The partnership was signed on Jan. 8. Sun will support projects selected from across U-M’s broad research enterprise with a focus on early stage translational therapeutic work in oncology, neurodegeneration, inflammation, dermatology, and ophthalmology.
“Major research universities like U-M have enormous expertise in the biology and fundamental research that pharmaceutical companies seek, and the pharmaceutical industry has the large-scale chemistry resources needed to turn new discoveries into marketable drugs,” says Roger Cone, a member of the Michigan Drug Discovery executive committee and director of the U-M Life Sciences Institute, the administrative home of Michigan Drug Discovery. “This alliance helps bridge a major gap in the path from the research bench to clinics and patients.”
Each selected project will have the potential to receive a value up to $1.5 million over a three-year period, including support in areas such as medicinal chemistry and preclinical development.
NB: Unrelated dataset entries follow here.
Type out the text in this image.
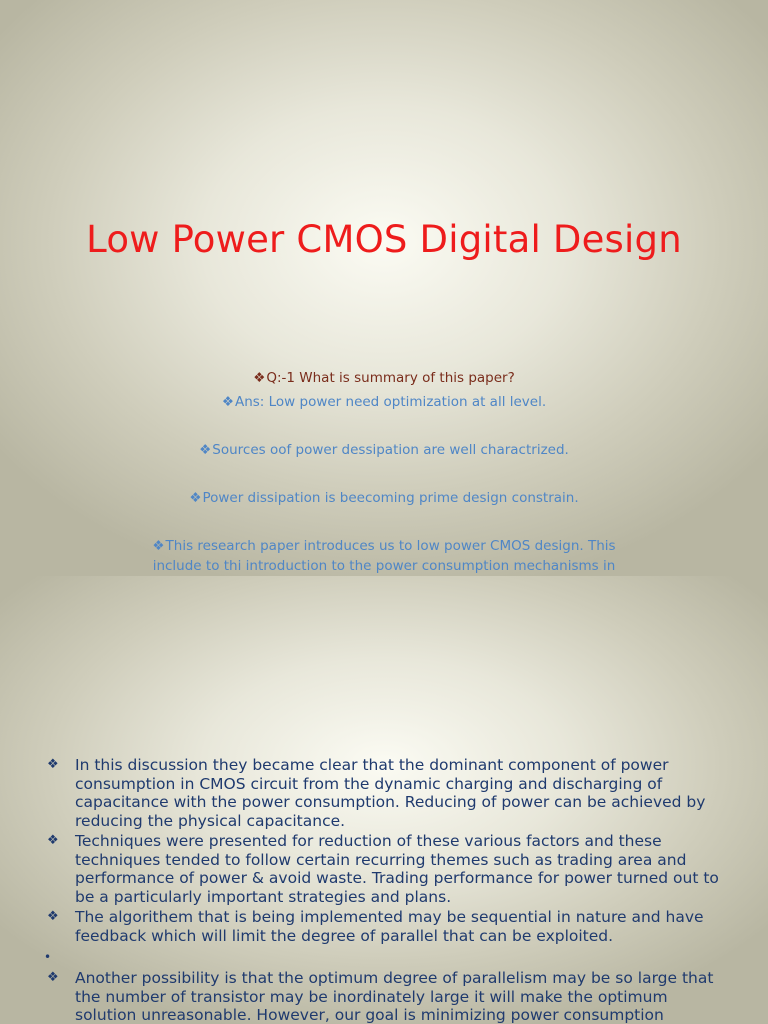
Low Power CMOS Digital Design
❖Q:-1 What is summary of this paper?
❖Ans: Low power need optimization at all level.
❖Sources oof power dessipation are well charactrized.
❖Power dissipation is beecoming prime design constrain.
❖This research paper introduces us to low power CMOS design. This include to thi introduction to the power consumption mechanisms in
❖ In this discussion they became clear that the dominant component of power consumption in CMOS circuit from the dynamic charging and discharging of capacitance with the power consumption. Reducing of power can be achieved by reducing the physical capacitance.
❖ Techniques were presented for reduction of these various factors and these techniques tended to follow certain recurring themes such as trading area and performance of power & avoid waste. Trading performance for power turned out to be a particularly important strategies and plans.
❖ The algorithem that is being implemented may be sequential in nature and have feedback which will limit the degree of parallel that can be exploited.
•
❖ Another possibility is that the optimum degree of parallelism may be so large that the number of transistor may be inordinately large it will make the optimum solution unreasonable. However, our goal is minimizing power consumption
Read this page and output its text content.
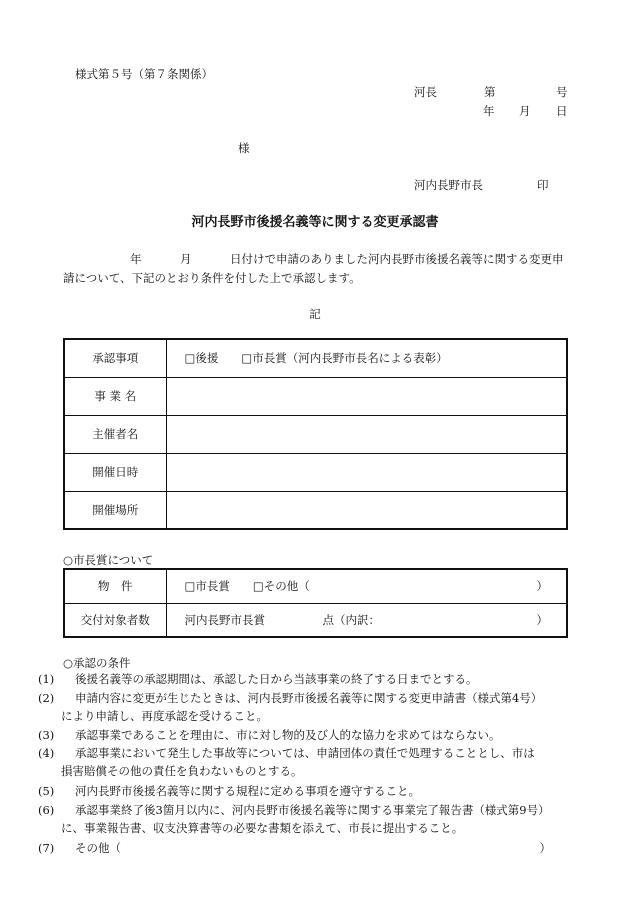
様式第５号（第７条関係）
河長	第	号
年 月 日
様
河内長野市長	印
河内長野市後援名義等に関する変更承認書
年	月	日付けで申請のありました河内長野市後援名義等に関する変更申
請について、下記のとおり条件を付した上で承認します。
記
承認事項	□後援　　□市長賞（河内長野市長名による表彰）
事 業 名	
主催者名	
開催日時	
開催場所	
○市長賞について
物　件	□市長賞　　□その他（ ）

交付対象者数	河内長野市長賞　　　　　点（内訳： ）
○承認の条件
(1) 後援名義等の承認期間は、承認した日から当該事業の終了する日までとする。
(2) 申請内容に変更が生じたときは、河内長野市後援名義等に関する変更申請書（様式第4号）
により申請し、再度承認を受けること。
(3) 承認事業であることを理由に、市に対し物的及び人的な協力を求めてはならない。
(4) 承認事業において発生した事故等については、申請団体の責任で処理することとし、市は
損害賠償その他の責任を負わないものとする。
(5) 河内長野市後援名義等に関する規程に定める事項を遵守すること。
(6) 承認事業終了後3箇月以内に、河内長野市後援名義等に関する事業完了報告書（様式第9号）
に、事業報告書、収支決算書等の必要な書類を添えて、市長に提出すること。
(7) その他（	）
The partnership will offer two funding competitions per year for U-M faculty. The first competition cycle is currently open.
“The innovative drug discovery and development taking place across the University of Michigan has enormous potential to improve human health,” says Anil Raghavan, CEO of SPARC. “We are confident that, by partnering with Michigan Drug Discovery, we can help such pioneering approaches reach that goal.”
Through grants of up to $75,000, Michigan Drug Discovery enables early-stage work such as high-throughput screening, structural biology, medicinal chemistry, natural products development, and pharmacokinetics.